I think we only notice this 'sameness' because we're swimming in it all day. I recently helped a non-tech friend with a vibe-coded site for his cafe. He had the pure enthusiasm of a kid showing off a drawing. He didn't care that it looked like a thousand other Tailwind sites.To him, the magic was simply that he had nothing, and now he has a website.
I think it's slop to many of us, but to a general user, they just aren't seeing it as slop.
uh, that aesthetic was there long before tailwind, they didn't have a monopoly on rounded corners and that spaced out look lol. Much more ability to adapt than say trying to re-skin a bootstrap template back in the day.
the entire industry has always been converging toward "cookie-cutter" ui, and tailwind is just this cycle's flavor and now on steroids with AI. Honestly for 90% of the stuff out there that's literally fine and probably better. There was a time when being extra creative in FE work was rewarded. If your product is very brand dependent then yeah maybe try to find your "voice" but for the vast majority of them, esp dev focused, they just need to work on other things and not try to re-invent solutions to solved problems.
i know we all like to pretend our meticulously engineered button and drop shadow animations are actually moving a needle, but you're optimizing the last few percent at that point. most saas FE devs should be solving other problems like the UX and performance and not worry about more creative landing pages.
And then there's folks that see the prevailing trends, do their best to make something similar because it looks "pro" and get accused of being slop.
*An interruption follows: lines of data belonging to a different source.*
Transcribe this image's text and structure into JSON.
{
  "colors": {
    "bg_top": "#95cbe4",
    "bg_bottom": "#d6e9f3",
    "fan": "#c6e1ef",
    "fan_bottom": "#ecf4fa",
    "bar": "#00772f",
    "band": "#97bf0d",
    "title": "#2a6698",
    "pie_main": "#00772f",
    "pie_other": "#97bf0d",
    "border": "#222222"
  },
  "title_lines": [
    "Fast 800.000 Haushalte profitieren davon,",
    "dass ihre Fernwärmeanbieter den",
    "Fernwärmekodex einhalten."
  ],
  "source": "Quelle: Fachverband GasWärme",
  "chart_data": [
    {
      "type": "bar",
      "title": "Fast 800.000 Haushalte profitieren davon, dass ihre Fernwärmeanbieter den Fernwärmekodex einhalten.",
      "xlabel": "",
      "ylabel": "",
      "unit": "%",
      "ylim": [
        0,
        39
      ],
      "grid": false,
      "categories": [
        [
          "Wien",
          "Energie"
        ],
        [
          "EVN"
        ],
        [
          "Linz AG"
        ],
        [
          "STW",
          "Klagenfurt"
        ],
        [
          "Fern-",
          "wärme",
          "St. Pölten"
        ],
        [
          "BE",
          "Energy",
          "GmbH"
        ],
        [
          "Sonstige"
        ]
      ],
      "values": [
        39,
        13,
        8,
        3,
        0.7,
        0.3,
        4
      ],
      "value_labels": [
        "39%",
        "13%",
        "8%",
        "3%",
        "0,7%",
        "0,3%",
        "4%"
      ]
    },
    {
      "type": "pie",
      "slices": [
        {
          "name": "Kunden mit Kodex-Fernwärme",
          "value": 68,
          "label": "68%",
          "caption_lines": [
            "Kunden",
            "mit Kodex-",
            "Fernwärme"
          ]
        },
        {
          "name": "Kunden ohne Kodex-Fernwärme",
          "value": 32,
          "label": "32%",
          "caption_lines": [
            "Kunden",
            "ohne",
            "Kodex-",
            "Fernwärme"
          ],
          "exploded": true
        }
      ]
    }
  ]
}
Sometimes I want to just make an abomination of HTML 2.0 humanslop for the authenticity :)
I don't really think it's tailwind. I use tailwind for everything, and it doesn't look like this. They're utility classes, you can do absolutely anything you want with them. LLMs just choose to do this.
The big gradient fonts came from Apple Keynote, i thought. At least that's where i first saw templates like that.
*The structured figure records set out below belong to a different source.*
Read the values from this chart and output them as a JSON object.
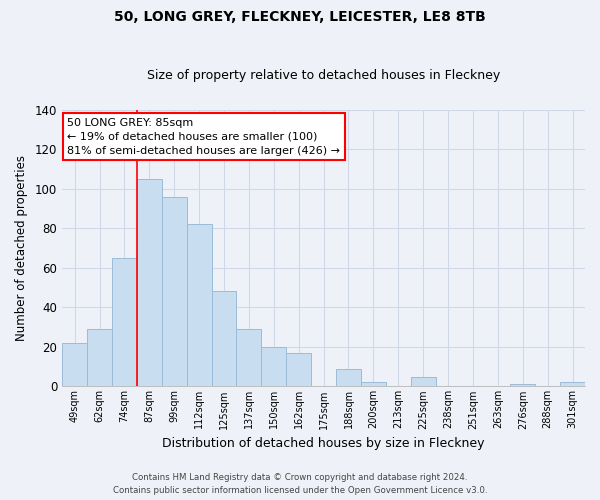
{
  "title": "50, LONG GREY, FLECKNEY, LEICESTER, LE8 8TB",
  "subtitle": "Size of property relative to detached houses in Fleckney",
  "xlabel": "Distribution of detached houses by size in Fleckney",
  "ylabel": "Number of detached properties",
  "bar_labels": [
    "49sqm",
    "62sqm",
    "74sqm",
    "87sqm",
    "99sqm",
    "112sqm",
    "125sqm",
    "137sqm",
    "150sqm",
    "162sqm",
    "175sqm",
    "188sqm",
    "200sqm",
    "213sqm",
    "225sqm",
    "238sqm",
    "251sqm",
    "263sqm",
    "276sqm",
    "288sqm",
    "301sqm"
  ],
  "bar_values": [
    22,
    29,
    65,
    105,
    96,
    82,
    48,
    29,
    20,
    17,
    0,
    9,
    2,
    0,
    5,
    0,
    0,
    0,
    1,
    0,
    2
  ],
  "bar_color": "#c9ddf0",
  "bar_edge_color": "#9bbcd8",
  "vline_index": 3,
  "vline_color": "red",
  "ylim": [
    0,
    140
  ],
  "yticks": [
    0,
    20,
    40,
    60,
    80,
    100,
    120,
    140
  ],
  "annotation_title": "50 LONG GREY: 85sqm",
  "annotation_line1": "← 19% of detached houses are smaller (100)",
  "annotation_line2": "81% of semi-detached houses are larger (426) →",
  "annotation_box_color": "white",
  "annotation_box_edge": "red",
  "footer1": "Contains HM Land Registry data © Crown copyright and database right 2024.",
  "footer2": "Contains public sector information licensed under the Open Government Licence v3.0.",
  "background_color": "#eef2f8",
  "grid_color": "#d0d8e8",
  "title_fontsize": 10,
  "subtitle_fontsize": 9
}
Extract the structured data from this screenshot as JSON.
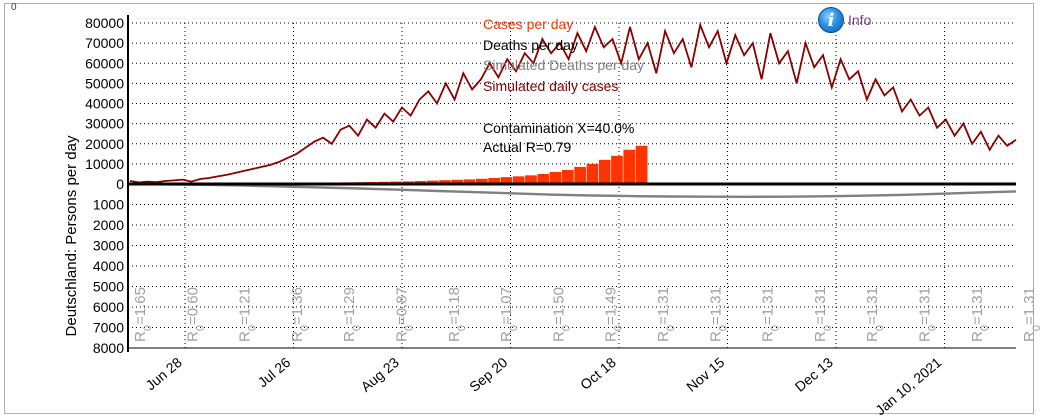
{
  "ui": {
    "corner_mark": "0",
    "info_label": "Info",
    "colors": {
      "cases": "#ff3300",
      "deaths": "#000000",
      "sim_deaths": "#808080",
      "sim_cases": "#8b0000",
      "r0_label": "#a0a0a0"
    }
  },
  "chart_data": {
    "type": "line",
    "ylabel": "Deutschland: Persons per day",
    "y_ticks_up": [
      "80000",
      "70000",
      "60000",
      "50000",
      "40000",
      "30000",
      "20000",
      "10000",
      "0"
    ],
    "y_ticks_down": [
      "1000",
      "2000",
      "3000",
      "4000",
      "5000",
      "6000",
      "7000",
      "8000"
    ],
    "ylim_up": [
      0,
      80000
    ],
    "ylim_down": [
      0,
      8000
    ],
    "x_ticks": [
      "Jun 28",
      "Jul 26",
      "Aug 23",
      "Sep 20",
      "Oct 18",
      "Nov 15",
      "Dec 13",
      "Jan 10, 2021"
    ],
    "legend": [
      "Cases per day",
      "Deaths per day",
      "Simulated Deaths per day",
      "Simulated daily cases"
    ],
    "legend_placement": "top-center",
    "annotations": [
      "Contamination X=40.0%",
      "Actual R=0.79"
    ],
    "grid": true,
    "r0_values": [
      "1.65",
      "0.60",
      "1.21",
      "1.36",
      "1.29",
      "0.87",
      "1.18",
      "1.07",
      "1.50",
      "1.49",
      "1.31",
      "1.31",
      "1.31",
      "1.31",
      "1.31",
      "1.31",
      "1.31",
      "1.31"
    ],
    "series": [
      {
        "name": "Cases per day",
        "values": [
          300,
          350,
          400,
          380,
          420,
          450,
          430,
          460,
          500,
          480,
          520,
          560,
          600,
          620,
          680,
          700,
          760,
          820,
          900,
          1000,
          1100,
          1200,
          1300,
          1500,
          1700,
          1900,
          2100,
          2300,
          2600,
          3000,
          3400,
          3800,
          4300,
          5000,
          6000,
          7000,
          8500,
          10000,
          12000,
          14000,
          17000,
          19000
        ]
      },
      {
        "name": "Simulated daily cases",
        "values": [
          1500,
          800,
          1200,
          900,
          1500,
          1800,
          2200,
          1200,
          2500,
          3000,
          3800,
          4500,
          5500,
          6500,
          7500,
          8500,
          9500,
          11000,
          13000,
          15000,
          18000,
          21000,
          23000,
          20000,
          27000,
          29000,
          24000,
          32000,
          28000,
          35000,
          31000,
          38000,
          34000,
          42000,
          46000,
          40000,
          50000,
          42000,
          55000,
          47000,
          52000,
          60000,
          53000,
          62000,
          56000,
          65000,
          60000,
          72000,
          65000,
          70000,
          62000,
          75000,
          66000,
          78000,
          68000,
          72000,
          60000,
          78000,
          62000,
          70000,
          55000,
          76000,
          65000,
          72000,
          58000,
          79000,
          68000,
          76000,
          60000,
          74000,
          64000,
          70000,
          52000,
          75000,
          60000,
          66000,
          50000,
          70000,
          58000,
          64000,
          48000,
          62000,
          52000,
          56000,
          42000,
          52000,
          44000,
          48000,
          36000,
          42000,
          34000,
          38000,
          28000,
          32000,
          24000,
          30000,
          20000,
          26000,
          17000,
          24000,
          19000,
          22000
        ]
      },
      {
        "name": "Simulated Deaths per day",
        "values": [
          0,
          20,
          40,
          80,
          120,
          170,
          220,
          280,
          340,
          400,
          460,
          520,
          560,
          590,
          610,
          620,
          625,
          620,
          600,
          570,
          530,
          480,
          420,
          360
        ]
      }
    ]
  }
}
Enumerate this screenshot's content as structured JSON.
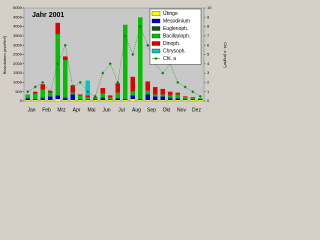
{
  "chart_data": {
    "type": "bar",
    "stacked": true,
    "title": "Jahr 2001",
    "y_label": "Biovolumen (mm³/m³)",
    "y2_label": "Chl. a (mg/m³)",
    "categories": [
      "Jan",
      null,
      "Feb",
      null,
      "Mrz",
      null,
      "Apr",
      null,
      "Mai",
      null,
      "Jun",
      null,
      "Jul",
      null,
      "Aug",
      null,
      "Sep",
      null,
      "Okt",
      null,
      "Nov",
      null,
      "Dez",
      null
    ],
    "series": [
      {
        "name": "Übrige",
        "color": "#ffff00",
        "values": [
          50,
          50,
          50,
          50,
          100,
          50,
          50,
          50,
          50,
          50,
          50,
          50,
          50,
          50,
          100,
          50,
          50,
          50,
          50,
          50,
          50,
          50,
          50,
          50
        ]
      },
      {
        "name": "Mesodinium",
        "color": "#0000c0",
        "values": [
          100,
          50,
          100,
          200,
          200,
          100,
          300,
          50,
          50,
          50,
          100,
          50,
          100,
          50,
          200,
          50,
          300,
          200,
          200,
          100,
          100,
          50,
          50,
          50
        ]
      },
      {
        "name": "Euglenoph.",
        "color": "#006000",
        "values": [
          0,
          0,
          50,
          0,
          0,
          50,
          0,
          0,
          0,
          0,
          50,
          0,
          0,
          0,
          0,
          0,
          0,
          0,
          0,
          50,
          0,
          0,
          0,
          0
        ]
      },
      {
        "name": "Bacillarioph.",
        "color": "#00c000",
        "values": [
          200,
          300,
          400,
          200,
          3300,
          2000,
          100,
          200,
          100,
          50,
          200,
          100,
          300,
          4000,
          200,
          4400,
          200,
          100,
          100,
          100,
          200,
          100,
          50,
          50
        ]
      },
      {
        "name": "Dinoph.",
        "color": "#e00000",
        "values": [
          0,
          100,
          300,
          100,
          600,
          200,
          400,
          50,
          100,
          50,
          300,
          100,
          500,
          0,
          800,
          0,
          500,
          400,
          300,
          200,
          100,
          50,
          50,
          0
        ]
      },
      {
        "name": "Chrysoph.",
        "color": "#00c8c8",
        "values": [
          0,
          0,
          0,
          0,
          0,
          0,
          0,
          0,
          800,
          0,
          0,
          0,
          0,
          0,
          0,
          0,
          0,
          0,
          0,
          0,
          0,
          0,
          0,
          0
        ]
      },
      {
        "name": "Chl. a",
        "color": "#008000",
        "axis": "y2",
        "type": "line",
        "values": [
          1,
          1.5,
          2,
          1,
          4,
          6,
          1.5,
          2,
          1,
          0.5,
          3,
          4,
          2,
          7,
          5,
          8,
          6,
          4,
          3,
          4,
          2,
          1.5,
          1,
          0.5
        ]
      }
    ],
    "ylim": [
      0,
      5000
    ],
    "yticks": [
      0,
      500,
      1000,
      1500,
      2000,
      2500,
      3000,
      3500,
      4000,
      4500,
      5000
    ],
    "y2lim": [
      0,
      10
    ],
    "y2ticks": [
      0,
      1,
      2,
      3,
      4,
      5,
      6,
      7,
      8,
      9,
      10
    ],
    "legend": "upper-right"
  }
}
I agree there is a "sameness" that you get from tailwind.
Tailwind has a unique benefit in that you can change the CSS of the page and just that page. There is no chance that you make a change that breaks the rest of the site because you wrote a rule wrong. In some environments/applications this is a big deal.
But honestly that's the only credit i'll give it. The class names are still confusing to me and you do get more flexibility with CSS. And i'd rather be writing classless css and targeting custom HTML elements anyway.
My point being, quick AI slop landing pages and products will share the same vibes, but at the end Tailwind is just a collection of css classnames, allowing you to build and create as much as cool and unique pages as with plain css if you put the effort.
ty, imho good examples for how you can achieve a distinct look
the problem is not tailwind, the model output just reflects the training material that most likely overindexed on tailwind templates with lots of fonts and text sizes and outlines, I'm sure future training runs will be better
Tailwind just happens to be a common way to write CSS.
If Tailwind didn't exist people would just be writing the same article about {{ insert most common css tool here }}
Most people create generic similar looking websites, and most people that making a new website today use Tailwind. Correlation is not causation, and linking the two in any meaningful way is just a pointless discussion.
Tailwind is just the latest iteration of people trying "real" CSS, discovering that it still sucks, and coming up with something with better abstractions than the last iteration of attempts to replace CSS.
Everything else is just people using a default configuration instead of building their own.